# Improper integrals and convergence/divergence, help please

I thought I understood what I was doing, but my last homework grade says otherwise. It was a simple assignment, just check what would prove a given integral converges or diverges, or be able to tell from a graph.
(just work with me on the notation here, hard to get right on the board)

Here’s one question -

``````

∞
∫f(x) dx
3

``````

Which of the following can be used to prove [emphasis theirs] that the integral diverges?

f(x) approaches 0 as x approaches infinity.
f(x) approaches 5 as x approaches infinity.
For all b ≥ 3, [the same integral above with b substituted for infinity] = ln|b| - ln(3)
For all x ≥ 3, 0 < f(x) < 1/(sqrt(x))
none of these

Now, the way I understand it, the first two can’t be used to prove anything, neither convergence nor divergence of the integral (though, again, from how I understand it, it would prove the integral diverged if f(x) went to infinity at x = 5 or some other constant though I’m not wholly sure).
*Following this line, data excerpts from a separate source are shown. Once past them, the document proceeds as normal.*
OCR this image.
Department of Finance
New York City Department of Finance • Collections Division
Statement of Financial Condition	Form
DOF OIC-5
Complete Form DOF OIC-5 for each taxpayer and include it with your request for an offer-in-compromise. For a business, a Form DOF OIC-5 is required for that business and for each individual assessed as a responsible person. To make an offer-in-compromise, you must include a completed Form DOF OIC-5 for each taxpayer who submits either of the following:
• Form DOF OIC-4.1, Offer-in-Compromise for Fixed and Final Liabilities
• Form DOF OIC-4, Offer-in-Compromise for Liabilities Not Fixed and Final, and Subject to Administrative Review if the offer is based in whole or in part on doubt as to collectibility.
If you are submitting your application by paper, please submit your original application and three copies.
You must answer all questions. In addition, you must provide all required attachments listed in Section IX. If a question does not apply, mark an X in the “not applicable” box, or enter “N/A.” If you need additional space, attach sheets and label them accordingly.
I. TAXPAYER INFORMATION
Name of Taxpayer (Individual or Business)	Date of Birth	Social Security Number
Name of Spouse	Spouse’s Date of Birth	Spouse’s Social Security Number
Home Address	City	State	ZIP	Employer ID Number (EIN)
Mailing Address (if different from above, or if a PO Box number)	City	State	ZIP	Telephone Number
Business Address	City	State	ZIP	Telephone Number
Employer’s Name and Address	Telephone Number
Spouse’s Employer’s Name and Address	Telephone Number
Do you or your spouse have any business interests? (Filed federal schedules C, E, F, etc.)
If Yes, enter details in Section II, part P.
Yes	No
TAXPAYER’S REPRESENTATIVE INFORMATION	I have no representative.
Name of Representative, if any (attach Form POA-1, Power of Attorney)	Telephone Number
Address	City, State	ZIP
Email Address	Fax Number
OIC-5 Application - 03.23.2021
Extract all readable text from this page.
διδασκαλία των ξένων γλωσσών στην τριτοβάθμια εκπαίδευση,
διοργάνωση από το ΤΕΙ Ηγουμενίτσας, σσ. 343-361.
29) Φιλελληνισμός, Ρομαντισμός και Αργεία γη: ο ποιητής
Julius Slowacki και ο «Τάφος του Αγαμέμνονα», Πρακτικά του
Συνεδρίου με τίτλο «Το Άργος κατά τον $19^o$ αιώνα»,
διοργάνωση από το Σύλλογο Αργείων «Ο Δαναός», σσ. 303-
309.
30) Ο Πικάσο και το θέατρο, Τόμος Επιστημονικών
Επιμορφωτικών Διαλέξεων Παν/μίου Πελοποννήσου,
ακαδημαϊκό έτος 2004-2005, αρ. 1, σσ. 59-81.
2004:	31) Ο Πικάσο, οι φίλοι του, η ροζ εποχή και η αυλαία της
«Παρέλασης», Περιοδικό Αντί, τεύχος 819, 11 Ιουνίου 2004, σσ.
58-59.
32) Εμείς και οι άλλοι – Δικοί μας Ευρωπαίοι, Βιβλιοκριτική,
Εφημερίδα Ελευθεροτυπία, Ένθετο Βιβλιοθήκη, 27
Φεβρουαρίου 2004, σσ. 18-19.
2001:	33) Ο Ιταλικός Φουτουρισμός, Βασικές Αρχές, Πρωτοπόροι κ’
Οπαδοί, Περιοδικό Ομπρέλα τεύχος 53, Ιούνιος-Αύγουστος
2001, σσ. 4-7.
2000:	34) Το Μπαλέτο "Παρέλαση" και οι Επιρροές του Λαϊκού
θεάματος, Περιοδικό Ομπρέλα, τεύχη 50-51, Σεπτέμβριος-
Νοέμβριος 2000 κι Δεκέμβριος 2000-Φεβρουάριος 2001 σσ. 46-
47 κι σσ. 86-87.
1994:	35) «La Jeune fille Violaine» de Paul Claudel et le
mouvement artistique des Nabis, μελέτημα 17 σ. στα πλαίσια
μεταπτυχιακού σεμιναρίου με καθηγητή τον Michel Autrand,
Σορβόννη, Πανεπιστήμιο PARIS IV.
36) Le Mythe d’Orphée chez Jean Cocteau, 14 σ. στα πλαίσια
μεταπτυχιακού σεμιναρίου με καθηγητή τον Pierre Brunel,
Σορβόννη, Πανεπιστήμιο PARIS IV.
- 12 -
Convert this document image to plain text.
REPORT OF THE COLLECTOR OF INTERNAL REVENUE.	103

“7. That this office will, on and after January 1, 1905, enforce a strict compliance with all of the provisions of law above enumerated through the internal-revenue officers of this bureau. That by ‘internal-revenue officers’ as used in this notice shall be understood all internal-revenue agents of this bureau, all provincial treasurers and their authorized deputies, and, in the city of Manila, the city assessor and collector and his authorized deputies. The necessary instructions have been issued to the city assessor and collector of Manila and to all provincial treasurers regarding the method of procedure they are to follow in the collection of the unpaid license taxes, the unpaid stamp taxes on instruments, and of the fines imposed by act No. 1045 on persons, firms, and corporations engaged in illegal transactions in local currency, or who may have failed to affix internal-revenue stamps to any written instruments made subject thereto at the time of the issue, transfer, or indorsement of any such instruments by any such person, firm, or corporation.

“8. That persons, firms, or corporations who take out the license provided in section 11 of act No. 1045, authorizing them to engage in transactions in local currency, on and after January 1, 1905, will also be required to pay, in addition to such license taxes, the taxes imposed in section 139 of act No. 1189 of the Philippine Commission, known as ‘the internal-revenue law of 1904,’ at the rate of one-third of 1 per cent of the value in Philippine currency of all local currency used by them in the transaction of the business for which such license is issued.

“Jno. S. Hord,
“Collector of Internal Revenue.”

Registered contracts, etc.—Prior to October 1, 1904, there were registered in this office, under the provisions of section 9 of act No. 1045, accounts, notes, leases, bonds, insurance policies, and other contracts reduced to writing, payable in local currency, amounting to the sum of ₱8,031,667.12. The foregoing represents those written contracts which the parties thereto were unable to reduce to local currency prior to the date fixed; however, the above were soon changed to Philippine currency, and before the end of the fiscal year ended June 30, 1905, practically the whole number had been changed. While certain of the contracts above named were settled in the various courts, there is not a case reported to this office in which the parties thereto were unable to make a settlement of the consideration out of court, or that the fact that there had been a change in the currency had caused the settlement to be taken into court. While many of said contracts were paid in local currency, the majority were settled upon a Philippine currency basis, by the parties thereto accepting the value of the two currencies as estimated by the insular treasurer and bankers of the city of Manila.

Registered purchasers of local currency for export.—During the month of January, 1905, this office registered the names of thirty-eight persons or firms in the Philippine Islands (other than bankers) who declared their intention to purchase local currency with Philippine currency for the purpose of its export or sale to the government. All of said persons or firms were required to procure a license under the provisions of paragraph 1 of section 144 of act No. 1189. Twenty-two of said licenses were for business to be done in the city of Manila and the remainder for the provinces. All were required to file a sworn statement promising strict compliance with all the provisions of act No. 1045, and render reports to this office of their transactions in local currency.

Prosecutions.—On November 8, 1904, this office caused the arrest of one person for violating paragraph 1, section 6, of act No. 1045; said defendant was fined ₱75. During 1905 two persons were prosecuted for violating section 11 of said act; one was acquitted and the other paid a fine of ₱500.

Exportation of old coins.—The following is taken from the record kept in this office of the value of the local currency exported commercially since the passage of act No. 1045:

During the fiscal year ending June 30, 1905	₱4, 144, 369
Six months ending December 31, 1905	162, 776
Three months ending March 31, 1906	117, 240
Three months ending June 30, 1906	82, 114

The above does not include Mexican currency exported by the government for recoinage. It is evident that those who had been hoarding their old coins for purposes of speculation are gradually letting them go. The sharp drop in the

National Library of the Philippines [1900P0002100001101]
This would be due to the fact that say, 1/x and 1/x^3 both act the same way near infinity (that is to say, they’re both zero), but the integral of one converges and the other diverges.

The next two confuse me. I figured that for option 3, since the lim (b -> infinity) would come out to infinity, it doesn’t converge to a definite point => divergence.

And for option 4 I thought did nothing because divergence is proven by comparison if 0 <= g(x) <= f(x), where g(x) diverges (whereas convergence is proven by 0 <= f(x) <= g(x), where g(x) converges). Where did my thinking go wrong on these options?

I can probably figure out the other one (with convergence on a different integral) I missed with the help from this question (if not I’ll post it). But need help on the graph:

http://img230.imageshack.us/img230/6006/53284.jpg

The question is basically, is the area between 1/x^2 and 1/x [though they could have been any two arbitrary functions, labeled or not, so I need to be able to figure it out from the graph, not the function itself, which is what I did to get it right] infinite or finite? And then a bunch of do h/k/g/f(x) converge, diverge, or is it impossible to tell? I was totally lost on this one and mostly just guessed.
[[And sorry, I’m tacking on a mini-rant because I can]]
Sorry for unloading basic math questions, I have an instructor who I’m sure knows what he’s doing… but he certainly can’t teach it (and, sadly, I’m not a very good book learner, I need the instructor portion). For reference, on the last test I got a 65/100 and it was still the fourth highest grade in a class of 35 people (I wouldn’t complain if this was an upper-division course, but it’s a 100 level course). Last semester I never got below an 87. Oh, and he cribbed questions from other instructor’s tests, so it wasn’t just a hard test. And he takes off half or so of the points for writing down a four instead of a two in your final answer because you brain-stupided for a second, even if you got the actual concept and calculus right. Luckily I think I have the current section (areas and volumes of shapes/solids by integral) down, hopefully.

The first choice is a necessary condition for convergence, but it is not sufficient. It doesn’t prove anything.
f(x) must approach 0 as x approaches infinity in order for that improper integral to converge so the second choice indeed proves that it diverges.
The third choice, as b goes to infinity, ln(b) - ln(3) goes to infinity, so the integral diverges.
I’m not quite sure what you mean by your last question, so I’ll leave you with this:

integral of 1/x^p converges for p>1

The area between 1/x^2 and 1/x is infinite. The reason is, as gladtobeglazed pointed out, that the area under 1/x is infinite and the area under 1/x^2 is finite. Taking away a finite area from an infinite area will leave an infinite area.

This tells you nothing. Both f(x) = 1/x and f(x) = 1/x^2 satisfy this condition, but one converges and the other diverges.

Yes, 1 and 4 give no information, while 2 and 3 guarantee divergence. For the last two, the reason is that the integral doesn’t approach a limit (more precisely, goes to infinity).